Recently I ran into a deadlock problem while training PSPNet on gluon-cv
using SyncBatchNorm
layers. The program was stuck randomly without throwing any error. I looked into the problem in the past days and I found this reply which suggested to do a sanity check using p2pBandwidthLatencyTest
.
I ran the check and it showed me the following information.

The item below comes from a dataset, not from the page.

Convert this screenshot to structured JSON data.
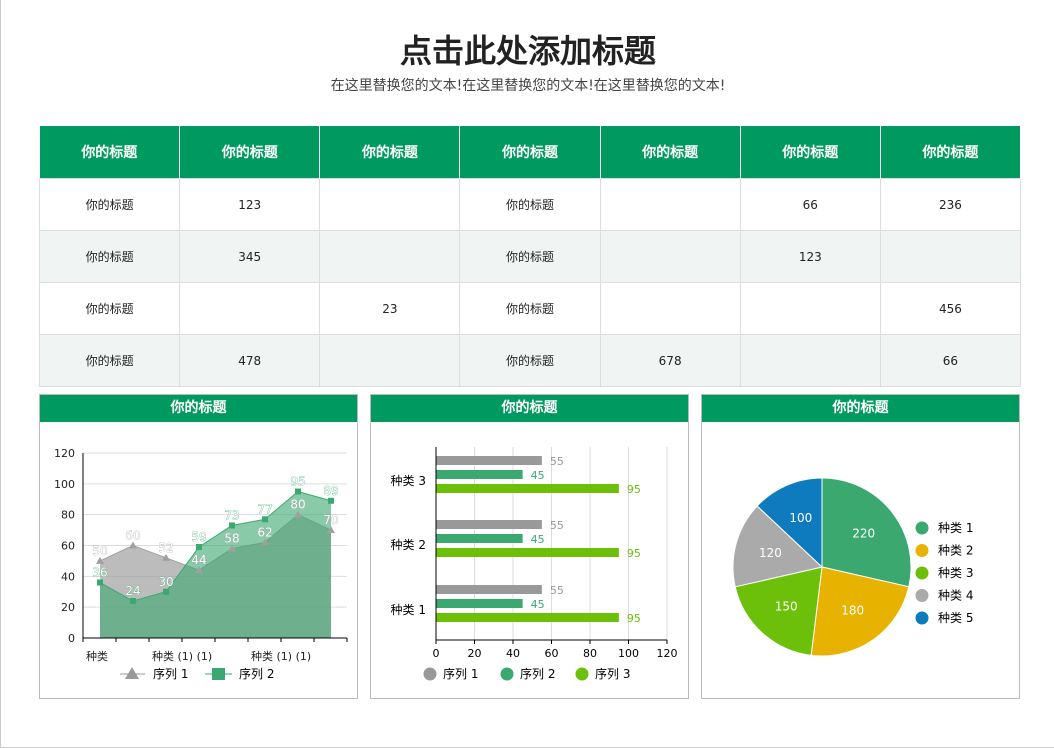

Device: 0, GeForce GTX 1080 Ti, pciBusID: 2, pciDeviceID: 0, pciDomainID:0
Device: 1, GeForce GTX 1080 Ti, pciBusID: 3, pciDeviceID: 0, pciDomainID:0
Device: 2, GeForce GTX 1080 Ti, pciBusID: 82, pciDeviceID: 0, pciDomainID:0
Device: 3, GeForce GTX 1080 Ti, pciBusID: 83, pciDeviceID: 0, pciDomainID:0
Device=0 CAN Access Peer Device=1
Device=0 CANNOT Access Peer Device=2
Device=0 CANNOT Access Peer Device=3
Device=1 CAN Access Peer Device=0
Device=1 CANNOT Access Peer Device=2
Device=1 CANNOT Access Peer Device=3
Device=2 CANNOT Access Peer Device=0
Device=2 CANNOT Access Peer Device=1
Device=2 CAN Access Peer Device=3
Device=3 CANNOT Access Peer Device=0
Device=3 CANNOT Access Peer Device=1
Device=3 CAN Access Peer Device=2
Then I found that only my GPUs 0 and 1 or 2 and 3 can talk to each other. I tried to run the program only using GPUs 0 and 1 and it worked (at least it is still running).
So I would like to know whether the SyncBatchNorm
layer requires peer access within GPUs?